To a point I agree. But not back that far.
The languages/programming systems these 20yr old apps are using are no longer supported, haven't been for years. This is one area where Microsoft are one of the most generous, offering 10yrs of support for a product from release. If the programming systems aren't supported, how on earth can a developer truely provide support. Simple answer, you can't. And then there is the sticky issue of security problems...
I am racking my brains trying to think of DOS based apps (not Windows Console based apps), and I'm struggling. I know there is a common one used by Chinese Restuarants. A few years ago, a lot of EPoS stuff was DOS based, but these are all without fail Win32 apps now.
I applaud MS for having the balls to remove support for stuff - I know they got a lot of flack over NT4's demise - but at least they don't do what a lot of other companies do, not mentioning Borland (good ridance) - claiming to support a version, but when you call them, the only answer is you need to upgrade!
The above is true for mainstream applications but at the fringes things move a bit slower.
We recently had to support some customers using an old DOS based platform for testing GSM base stations. The box is totally obsolete but there is nothing else on the market that will do the testing they require. It's based on a DOS PC but there are no issues with software support. It doesn't connect to anything so security is a non-issue. It's unlikely that we'll find a bug in DOS or the development environment (Borland C++ - Sorry

) that will be a show-stopper at this stage - so manufacturer support for those is not an issue. It's no problem to support (a breath of fresh air compared to Windows based stuff, in some respects).

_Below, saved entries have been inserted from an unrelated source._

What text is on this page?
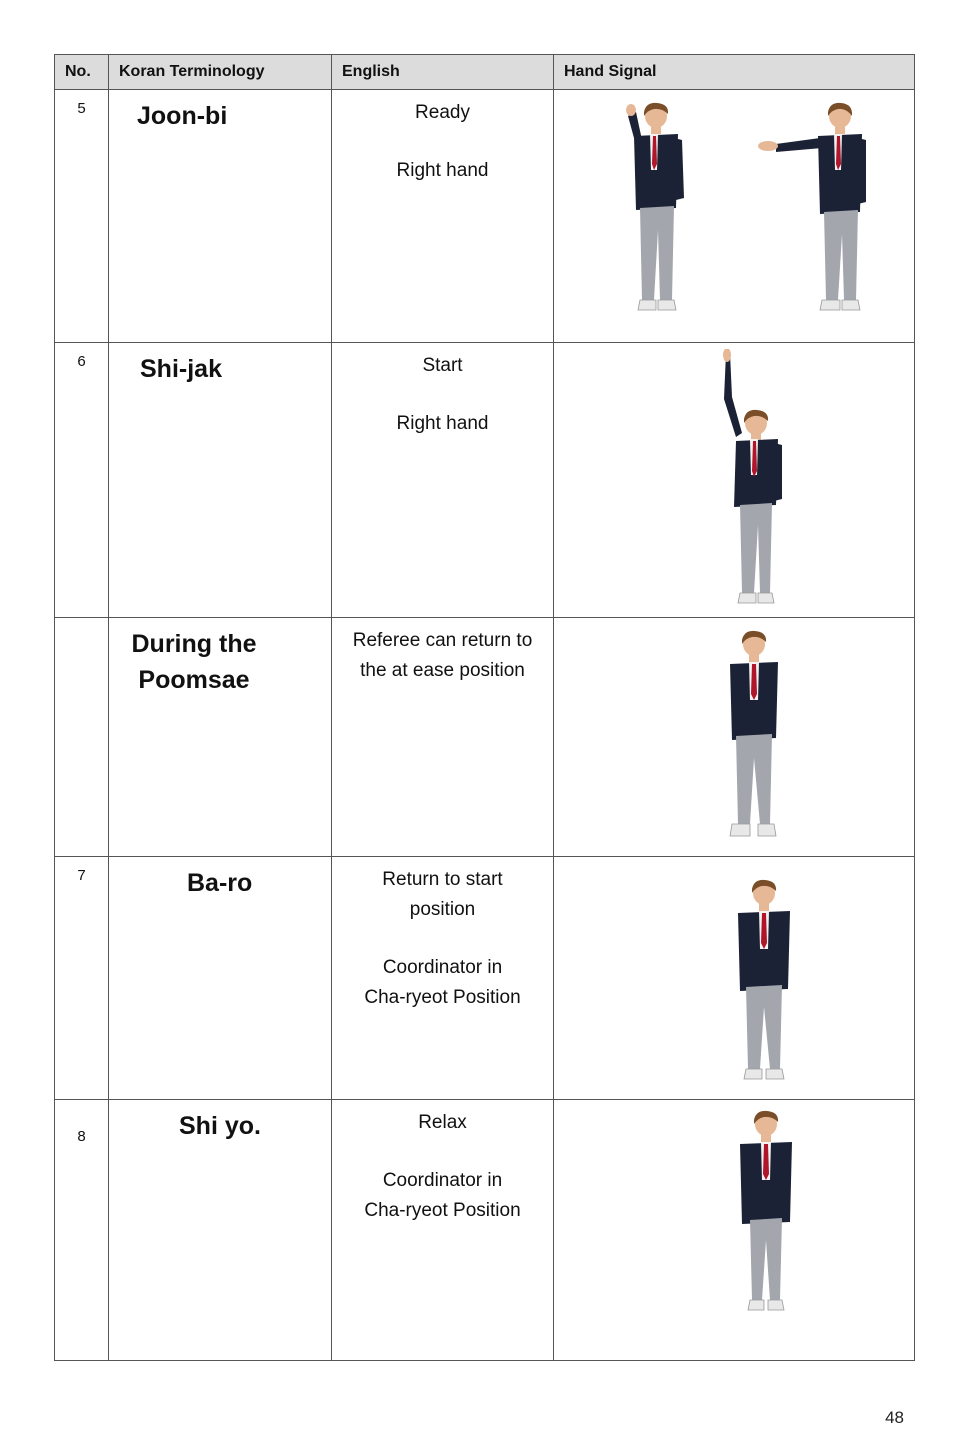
No.	Koran Terminology	English	Hand Signal
5	Joon-bi	Ready

Right hand

6	Shi-jak	Start

Right hand

	During the Poomsae	Referee can return to

the at ease position

7	Ba-ro	Return to start

position

Coordinator in

Cha-ryeot Position

8	Shi yo.	Relax

Coordinator in

Cha-ryeot Position

48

The problem is hardware support - which reminds me - anyone know of a source of 486 Motherboards?

In most respects Windows (currently 2K) was a monumentally bad choice for the successor to that box IMHO. If the users can get it into the building under the radar of the IT police it's fine, but as soon as someone figures out it's a PC internally and starts altering security policies, installing antivirus software, etc. the problems start...
A substantial amount of development effort does into continually migrating it from one version of Dev Studio to the next too. That disappears into the noise for a huge volume app with lots of manpower being poured into it generally, but for something a little more specialised it's a real pain.
Had it been based on something the end user barely recognises as a computer I suspect it'd have been much easier.